As they carried me down-stairs, our boys came out to shake my hand. I urged them again and again to hold out. As I said good-by to Commandant Mallin, I had a feeling I should never see him again. Not that it entered my head for a moment that he would be executed by the British. Despite all our wrongs and their injustices, I did not dream of their killing prisoners of war.
I felt no such dread concerning the countess, though our last words together were about her will. I had witnessed it, and she had slipped it in the lining of my coat. I was to get it to her family at the earliest possible moment. It was fortunate that I did.
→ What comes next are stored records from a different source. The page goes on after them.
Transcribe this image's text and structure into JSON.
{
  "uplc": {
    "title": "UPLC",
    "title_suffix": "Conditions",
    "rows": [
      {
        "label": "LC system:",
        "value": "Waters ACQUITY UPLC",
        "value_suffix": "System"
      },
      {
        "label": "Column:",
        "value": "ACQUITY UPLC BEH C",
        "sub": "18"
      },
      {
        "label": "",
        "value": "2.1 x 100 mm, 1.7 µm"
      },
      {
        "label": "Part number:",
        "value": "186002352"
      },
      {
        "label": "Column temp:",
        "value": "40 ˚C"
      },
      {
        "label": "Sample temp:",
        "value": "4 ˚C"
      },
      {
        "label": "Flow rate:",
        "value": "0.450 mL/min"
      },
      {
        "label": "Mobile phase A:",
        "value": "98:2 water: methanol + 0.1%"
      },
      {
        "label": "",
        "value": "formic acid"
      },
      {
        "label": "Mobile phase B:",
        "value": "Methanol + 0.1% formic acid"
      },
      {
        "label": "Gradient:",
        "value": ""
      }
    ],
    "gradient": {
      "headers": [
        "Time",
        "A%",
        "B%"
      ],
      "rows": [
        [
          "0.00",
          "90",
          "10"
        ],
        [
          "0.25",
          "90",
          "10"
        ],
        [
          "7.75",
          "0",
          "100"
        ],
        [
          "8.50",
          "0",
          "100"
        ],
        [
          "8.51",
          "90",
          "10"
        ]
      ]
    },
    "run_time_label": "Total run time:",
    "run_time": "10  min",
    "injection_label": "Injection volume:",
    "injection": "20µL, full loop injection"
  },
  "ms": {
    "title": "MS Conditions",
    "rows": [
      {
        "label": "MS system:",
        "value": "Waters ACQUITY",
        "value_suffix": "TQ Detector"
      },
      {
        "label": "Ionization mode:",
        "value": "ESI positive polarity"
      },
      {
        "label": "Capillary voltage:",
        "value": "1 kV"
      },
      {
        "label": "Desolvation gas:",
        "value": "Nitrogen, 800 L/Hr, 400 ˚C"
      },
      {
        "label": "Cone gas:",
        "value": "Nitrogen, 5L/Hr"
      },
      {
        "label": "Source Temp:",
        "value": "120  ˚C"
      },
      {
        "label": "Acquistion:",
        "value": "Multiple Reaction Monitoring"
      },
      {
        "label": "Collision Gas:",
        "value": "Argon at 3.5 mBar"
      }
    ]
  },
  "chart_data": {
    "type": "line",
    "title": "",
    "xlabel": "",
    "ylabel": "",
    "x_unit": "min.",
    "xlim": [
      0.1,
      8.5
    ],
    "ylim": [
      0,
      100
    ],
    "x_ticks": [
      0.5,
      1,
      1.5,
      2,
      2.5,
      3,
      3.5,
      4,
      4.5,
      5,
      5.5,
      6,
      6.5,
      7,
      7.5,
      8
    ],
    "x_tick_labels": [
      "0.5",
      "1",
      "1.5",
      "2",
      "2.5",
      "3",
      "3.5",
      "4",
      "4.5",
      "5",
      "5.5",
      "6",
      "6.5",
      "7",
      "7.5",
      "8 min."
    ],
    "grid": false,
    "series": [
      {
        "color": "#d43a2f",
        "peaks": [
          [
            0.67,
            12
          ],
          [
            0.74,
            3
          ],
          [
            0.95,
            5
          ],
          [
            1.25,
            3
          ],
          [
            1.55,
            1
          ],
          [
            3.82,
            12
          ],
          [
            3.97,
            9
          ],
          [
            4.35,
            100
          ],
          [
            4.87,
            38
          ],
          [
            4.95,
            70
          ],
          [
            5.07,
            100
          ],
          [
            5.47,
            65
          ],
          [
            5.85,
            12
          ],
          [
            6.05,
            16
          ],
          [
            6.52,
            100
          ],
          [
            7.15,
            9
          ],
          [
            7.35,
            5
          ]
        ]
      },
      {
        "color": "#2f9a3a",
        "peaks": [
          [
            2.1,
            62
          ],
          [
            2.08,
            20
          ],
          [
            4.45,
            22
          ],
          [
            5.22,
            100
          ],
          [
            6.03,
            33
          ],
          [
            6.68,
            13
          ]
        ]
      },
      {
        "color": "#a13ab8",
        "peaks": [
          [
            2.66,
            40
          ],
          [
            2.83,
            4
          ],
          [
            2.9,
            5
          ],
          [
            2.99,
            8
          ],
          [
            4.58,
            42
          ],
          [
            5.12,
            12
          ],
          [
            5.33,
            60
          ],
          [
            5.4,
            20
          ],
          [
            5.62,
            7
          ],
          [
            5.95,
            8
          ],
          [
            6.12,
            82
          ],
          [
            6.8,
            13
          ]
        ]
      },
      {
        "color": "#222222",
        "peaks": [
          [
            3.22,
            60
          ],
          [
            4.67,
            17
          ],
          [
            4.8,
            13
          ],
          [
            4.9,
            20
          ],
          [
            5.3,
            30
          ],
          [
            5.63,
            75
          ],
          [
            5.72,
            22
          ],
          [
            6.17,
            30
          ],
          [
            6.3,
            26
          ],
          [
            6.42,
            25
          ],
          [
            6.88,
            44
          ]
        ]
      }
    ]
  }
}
My departure was the first move in the surrender. That afternoon all the revolutionists gave up their arms to the British in St. Patrick's Square.
X
Those first two weeks in St. Vincent's Hospital were the blackest of my life. In that small, white room I was, at first, as much cut off as though in my grave. I had fever, and the doctors and nurses were more worried over my pneumonia than over my wounds, though every time they dressed them I suffered from the original treatment with corrosive sublimate. My greatest anxiety, however, was because I could get no word to my mother in Glasgow. I knew she would think I had been killed.
That was just what happened. The first word she had received since the day I left home was that I was dead; that I had been shot in the spine, and left lying on the Dublin pavement for two days. The next rumor that reached her was that I was not dead, but paralyzed. The third report was that the British had sentenced me to fifteen years' imprisonment. Had I not been wounded, the last would probably have been true.
After two weeks I wrote a letter, and the doctor had it forwarded home for me. It had not been easy work writing it, for my right arm was the one that had been wounded. I knew, though, that unless she had word in my own handwriting, my mother might not believe what she read.
Presently news began to drift in to me of trials and executions. I could not get it through my head. Why were these men not treated as prisoners of war? We had obeyed all rules of war and surrendered as formally as any army ever capitulated. All my reports were of death; nothing but death!